The ambush marks the deadliest day for law enforcement in the United States since the attacks on Sept. 11, 2001.
Police said early Friday morning that one suspect had been taken into custody after a shootout with Dallas SWAT officers. Around 1:30 a.m. Eastern time, police officials said they had another suspect cornered: “The suspect that we are negotiating with that has exchanged gunfire over the last 45 minutes has told us that the end is coming and that he is going to hurt us.”
Three other suspects were in police custody, including two who were seen throwing a camouflage bag into a Mercedes and later apprehended by police. Officers said a third suspect, a woman, was captured close to the parking garage where the last known remaining suspect was barricaded.
The ambush in downtown Dallas sent shockwaves through the city and the rest of the country, still reeling from the two shooting deaths of black men at the hands of police just this week. The identities and motive of the shooters was still a mystery as of early Friday morning.

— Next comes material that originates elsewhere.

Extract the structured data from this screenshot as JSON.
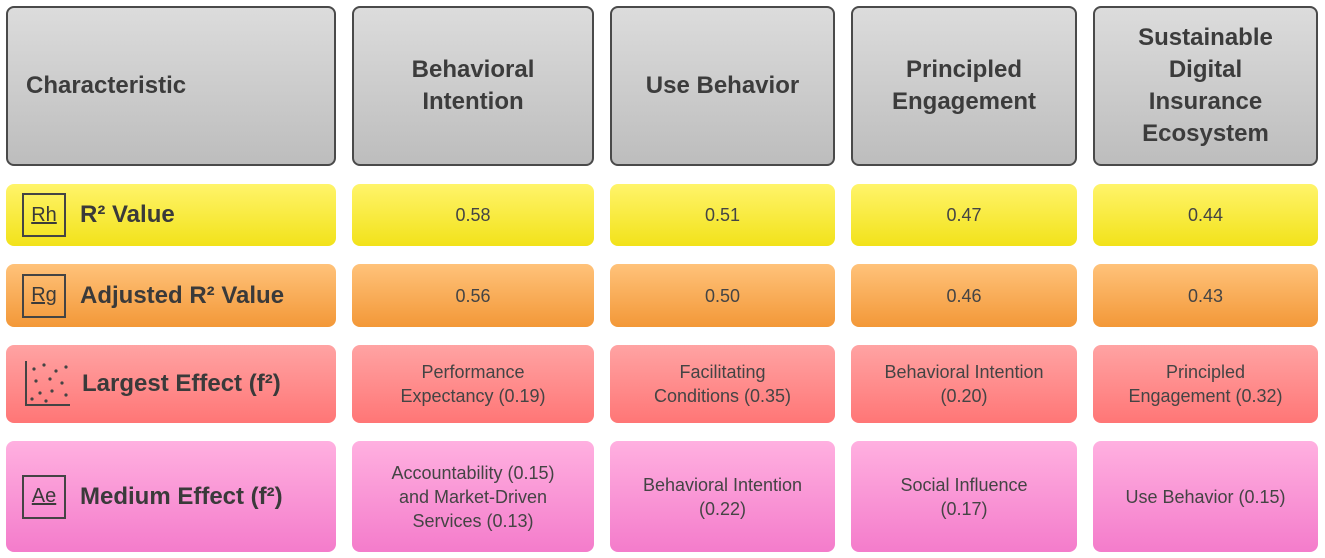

A Facebook Live broadcast by Michael Kevin Bautista shows the moments that dozens of shots rang out in downtown Dallas. In the graphic video, two police officers appear to be laying on the ground after several dozen shots are fired:
CBS DFW quoted a witness saying he heard what sounded like shots fired from an assault rifle. The gunfire rang out at the end of rally protesting police violence, which had been peaceful prior to the shooting.
People were gathering to protest racially motivated police brutality after two black men, Alton Sterling and Philando Castile, were both fatally shot by police officers on Tuesday and Wednesday, respectively. Dramatic footage of Sterling and Castile being killed — both of whom were nonviolent at the time of their shooting — galvanized the #BlackLivesMatter movement into action in cities across the country.